MCF-7 and HF cells were co-cultured with drugs added as follows: (A) Start of co-culture. (B) Four days with DAP (100 µM) and MTA (25 µM). (C) Co-culture in panel B split 1:5 into drug-free medium and fixed two days later. (D) Same as in panel C except culture fixed after five days. Representative fields are shown.

Figure 5. Protection by 5′-dAdo from toxicity of 5-FU and 6-TG in MTAP-positive ML-1 and HF cells.
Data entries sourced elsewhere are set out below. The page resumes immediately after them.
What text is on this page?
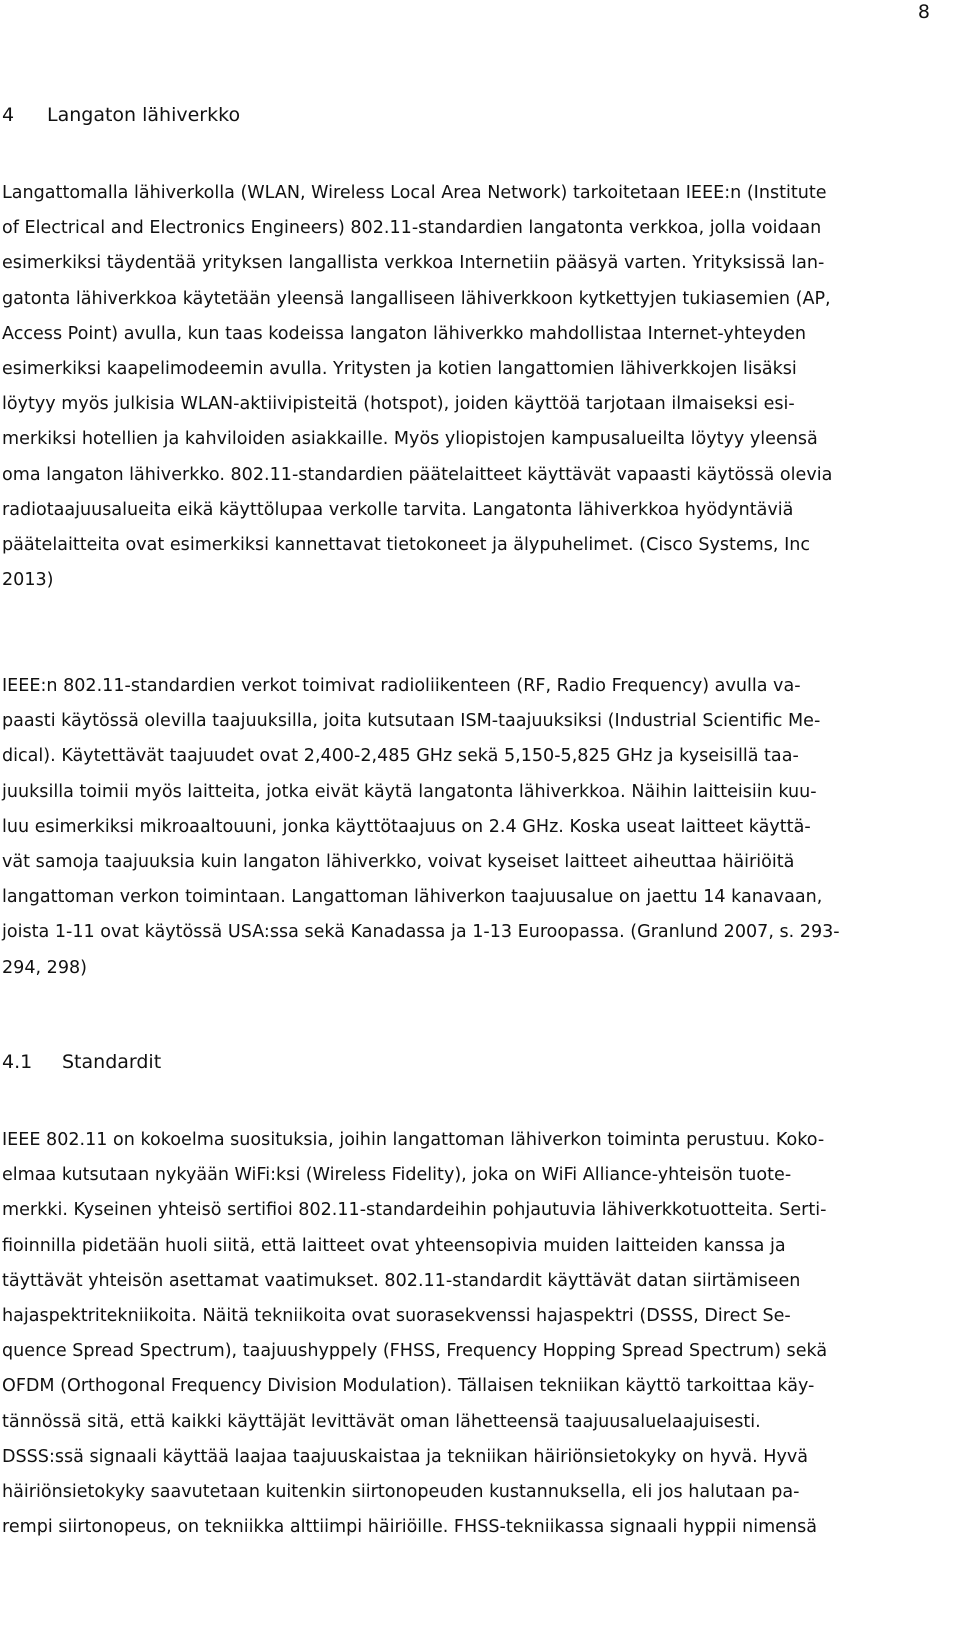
8
4 Langaton lähiverkko
Langattomalla lähiverkolla (WLAN, Wireless Local Area Network) tarkoitetaan IEEE:n (Institute
of Electrical and Electronics Engineers) 802.11-standardien langatonta verkkoa, jolla voidaan
esimerkiksi täydentää yrityksen langallista verkkoa Internetiin pääsyä varten. Yrityksissä lan-
gatonta lähiverkkoa käytetään yleensä langalliseen lähiverkkoon kytkettyjen tukiasemien (AP,
Access Point) avulla, kun taas kodeissa langaton lähiverkko mahdollistaa Internet-yhteyden
esimerkiksi kaapelimodeemin avulla. Yritysten ja kotien langattomien lähiverkkojen lisäksi
löytyy myös julkisia WLAN-aktiivipisteitä (hotspot), joiden käyttöä tarjotaan ilmaiseksi esi-
merkiksi hotellien ja kahviloiden asiakkaille. Myös yliopistojen kampusalueilta löytyy yleensä
oma langaton lähiverkko. 802.11-standardien päätelaitteet käyttävät vapaasti käytössä olevia
radiotaajuusalueita eikä käyttölupaa verkolle tarvita. Langatonta lähiverkkoa hyödyntäviä
päätelaitteita ovat esimerkiksi kannettavat tietokoneet ja älypuhelimet. (Cisco Systems, Inc
2013)
IEEE:n 802.11-standardien verkot toimivat radioliikenteen (RF, Radio Frequency) avulla va-
paasti käytössä olevilla taajuuksilla, joita kutsutaan ISM-taajuuksiksi (Industrial Scientific Me-
dical). Käytettävät taajuudet ovat 2,400-2,485 GHz sekä 5,150-5,825 GHz ja kyseisillä taa-
juuksilla toimii myös laitteita, jotka eivät käytä langatonta lähiverkkoa. Näihin laitteisiin kuu-
luu esimerkiksi mikroaaltouuni, jonka käyttötaajuus on 2.4 GHz. Koska useat laitteet käyttä-
vät samoja taajuuksia kuin langaton lähiverkko, voivat kyseiset laitteet aiheuttaa häiriöitä
langattoman verkon toimintaan. Langattoman lähiverkon taajuusalue on jaettu 14 kanavaan,
joista 1-11 ovat käytössä USA:ssa sekä Kanadassa ja 1-13 Euroopassa. (Granlund 2007, s. 293-
294, 298)
4.1 Standardit
IEEE 802.11 on kokoelma suosituksia, joihin langattoman lähiverkon toiminta perustuu. Koko-
elmaa kutsutaan nykyään WiFi:ksi (Wireless Fidelity), joka on WiFi Alliance-yhteisön tuote-
merkki. Kyseinen yhteisö sertifioi 802.11-standardeihin pohjautuvia lähiverkkotuotteita. Serti-
fioinnilla pidetään huoli siitä, että laitteet ovat yhteensopivia muiden laitteiden kanssa ja
täyttävät yhteisön asettamat vaatimukset. 802.11-standardit käyttävät datan siirtämiseen
hajaspektritekniikoita. Näitä tekniikoita ovat suorasekvenssi hajaspektri (DSSS, Direct Se-
quence Spread Spectrum), taajuushyppely (FHSS, Frequency Hopping Spread Spectrum) sekä
OFDM (Orthogonal Frequency Division Modulation). Tällaisen tekniikan käyttö tarkoittaa käy-
tännössä sitä, että kaikki käyttäjät levittävät oman lähetteensä taajuusaluelaajuisesti.
DSSS:ssä signaali käyttää laajaa taajuuskaistaa ja tekniikan häiriönsietokyky on hyvä. Hyvä
häiriönsietokyky saavutetaan kuitenkin siirtonopeuden kustannuksella, eli jos halutaan pa-
rempi siirtonopeus, on tekniikka alttiimpi häiriöille. FHSS-tekniikassa signaali hyppii nimensä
(a) ML-1 cells were cultured in RPMI 1640 with 10% FBS, for three days, with 5-FU (3 µM), with or without 5′-dAdo (60 µM). Cell numbers were then measured with a Coulter counter. Data from three independent experiments, bars SE. (b) HF cells were cultured in DMEM with 10% FBS for four days, with 5-FU (3 µM), with or without 5′-dAdo (60 µM). Dishes were then trypsinized and cell numbers measured. Data from three independent experiments, bars SE. (c, d, e) HF cells were cultured in DMEM with 10% FBS for three days with either 6-TG (20 µM), DAP (50 µM), or both, with or without 5′-dAdo (15 µM). Dishes were then trypsinized and cell numbers measured with a Coulter counter. Data from three independent experiments, bars SE. (f) HF cells were cultured in DMEM with 10% FBS for three days with 6-TG (40 µM), with or without 5′-dAdo (15 µM). Data from three independent experiments, bars SE.